Esempi di come Base lavora sul genere, invece, possono essere trovati già nei primi minuti del film: si tratta di scene situate in un bordello che propongono quindi un erotismo particolarmente spinto, tanto da un punto di vista visuale (la prostituta e madre di Giuda mostra il suo corpo nudo in scene di sesso) quanto a livello tematico (si parla di rapporti pedofili dove l’Iscariota bambino è la vittima), inusuale per un film appartenente al genere biblico. Inoltre, Gesù è l’unico individuo interamente vestito di bianco, coincidente da un punto di vista visuale con la più dozzinale delle immagini religiose hollywoodiane.

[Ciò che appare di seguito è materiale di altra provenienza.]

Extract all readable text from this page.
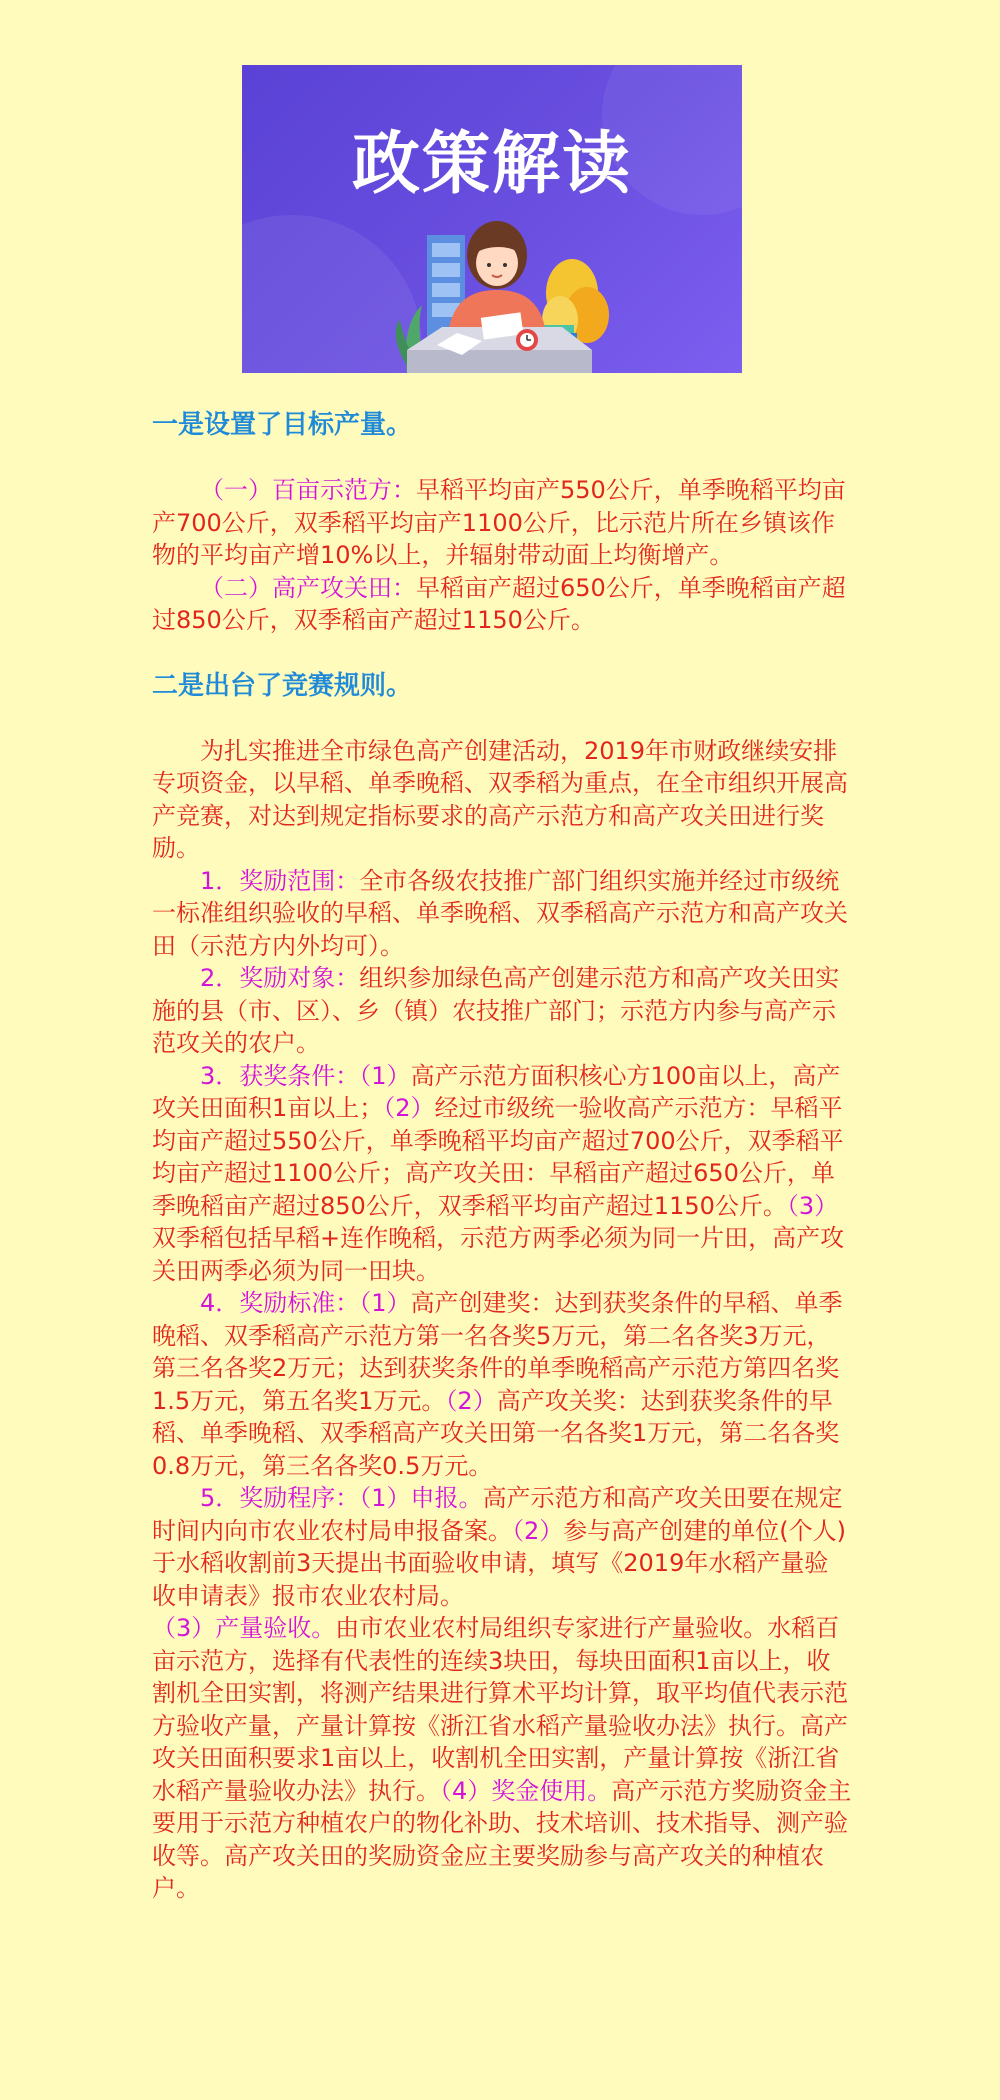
政策解读
一是设置了目标产量。

（一）百亩示范方：早稻平均亩产550公斤，单季晚稻平均亩产700公斤，双季稻平均亩产1100公斤，比示范片所在乡镇该作物的平均亩产增10%以上，并辐射带动面上均衡增产。

（二）高产攻关田：早稻亩产超过650公斤，单季晚稻亩产超过850公斤，双季稻亩产超过1150公斤。

二是出台了竞赛规则。

为扎实推进全市绿色高产创建活动，2019年市财政继续安排专项资金，以早稻、单季晚稻、双季稻为重点，在全市组织开展高产竞赛，对达到规定指标要求的高产示范方和高产攻关田进行奖励。

1．奖励范围：全市各级农技推广部门组织实施并经过市级统一标准组织验收的早稻、单季晚稻、双季稻高产示范方和高产攻关田（示范方内外均可）。

2．奖励对象：组织参加绿色高产创建示范方和高产攻关田实施的县（市、区）、乡（镇）农技推广部门；示范方内参与高产示范攻关的农户。

3．获奖条件：（1）高产示范方面积核心方100亩以上，高产攻关田面积1亩以上；（2）经过市级统一验收高产示范方：早稻平均亩产超过550公斤，单季晚稻平均亩产超过700公斤，双季稻平均亩产超过1100公斤；高产攻关田：早稻亩产超过650公斤，单季晚稻亩产超过850公斤，双季稻平均亩产超过1150公斤。（3）双季稻包括早稻+连作晚稻，示范方两季必须为同一片田，高产攻关田两季必须为同一田块。

4．奖励标准：（1）高产创建奖：达到获奖条件的早稻、单季晚稻、双季稻高产示范方第一名各奖5万元，第二名各奖3万元，第三名各奖2万元；达到获奖条件的单季晚稻高产示范方第四名奖1.5万元，第五名奖1万元。（2）高产攻关奖：达到获奖条件的早稻、单季晚稻、双季稻高产攻关田第一名各奖1万元，第二名各奖0.8万元，第三名各奖0.5万元。

5．奖励程序：（1）申报。高产示范方和高产攻关田要在规定时间内向市农业农村局申报备案。（2）参与高产创建的单位(个人)于水稻收割前3天提出书面验收申请，填写《2019年水稻产量验收申请表》报市农业农村局。

（3）产量验收。由市农业农村局组织专家进行产量验收。水稻百亩示范方，选择有代表性的连续3块田，每块田面积1亩以上，收割机全田实割，将测产结果进行算术平均计算，取平均值代表示范方验收产量，产量计算按《浙江省水稻产量验收办法》执行。高产攻关田面积要求1亩以上，收割机全田实割，产量计算按《浙江省水稻产量验收办法》执行。（4）奖金使用。高产示范方奖励资金主要用于示范方种植农户的物化补助、技术培训、技术指导、测产验收等。高产攻关田的奖励资金应主要奖励参与高产攻关的种植农户。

Invece, il personaggio di Giuda è pensato per contrapporsi visivamente a quello del Salvatore: indossa sempre dei panni neri e il suo viso non viene mai mostrato, perché coperto dai vestiti o per il fatto che viene ripreso di spalle, al contrario di quello di Cristo che è sempre ben inquadrato. Si tratta dunque di opposizioni formali tra i due personaggi assai scontate e banali perché rimandano all’antitesi semplicistica fra bene (Gesù è vestito di bianco e si mostra in viso) e male (Giuda che si caratterizza per il contrario).
Eppure, c’è qualcosa che convince potentemente nella regia di Base, tanto da riuscire a bilanciare l’eccesso di cui si è appena parlato. Ne è un esempio il racconto che viene fatto di Cristo: convincente, sincero e appassionato nell’esibirne la semplice grandezza, incentrata a mostrare il suo atteggiamento contrario a qualsiasi logica terrena con cui ha cambiato la storia umana. Giuda, infatti, descritto come un parassita e un reietto, viene accettato negli apostoli a conferma di quanto appena espresso, rendendo quindi coerente con il film la contrapposizione visiva tra bene e male descritta poco prima.
Dunque, i suoi film funzionano perché, nonostante lo stile esasperato, riesce ad aderire sempre perfettamente al genere, così che queste esagerazioni linguistiche vengono stemperate e assopite perché parte del suo meccanismo.
Base adotta quindi uno stile ai limiti del kitsch, tanto eccessivo da essere sempre sul punto di diventare la parodia di sé stesso: quello del regista è un gioco funambolico col genere e con il suo linguaggio, perennemente in bilico, sempre col rischio di esagerare uno dei suoi elementi e di far impazzire la ricetta, anche se, alla fine, si dimostra funzionare perfettamente.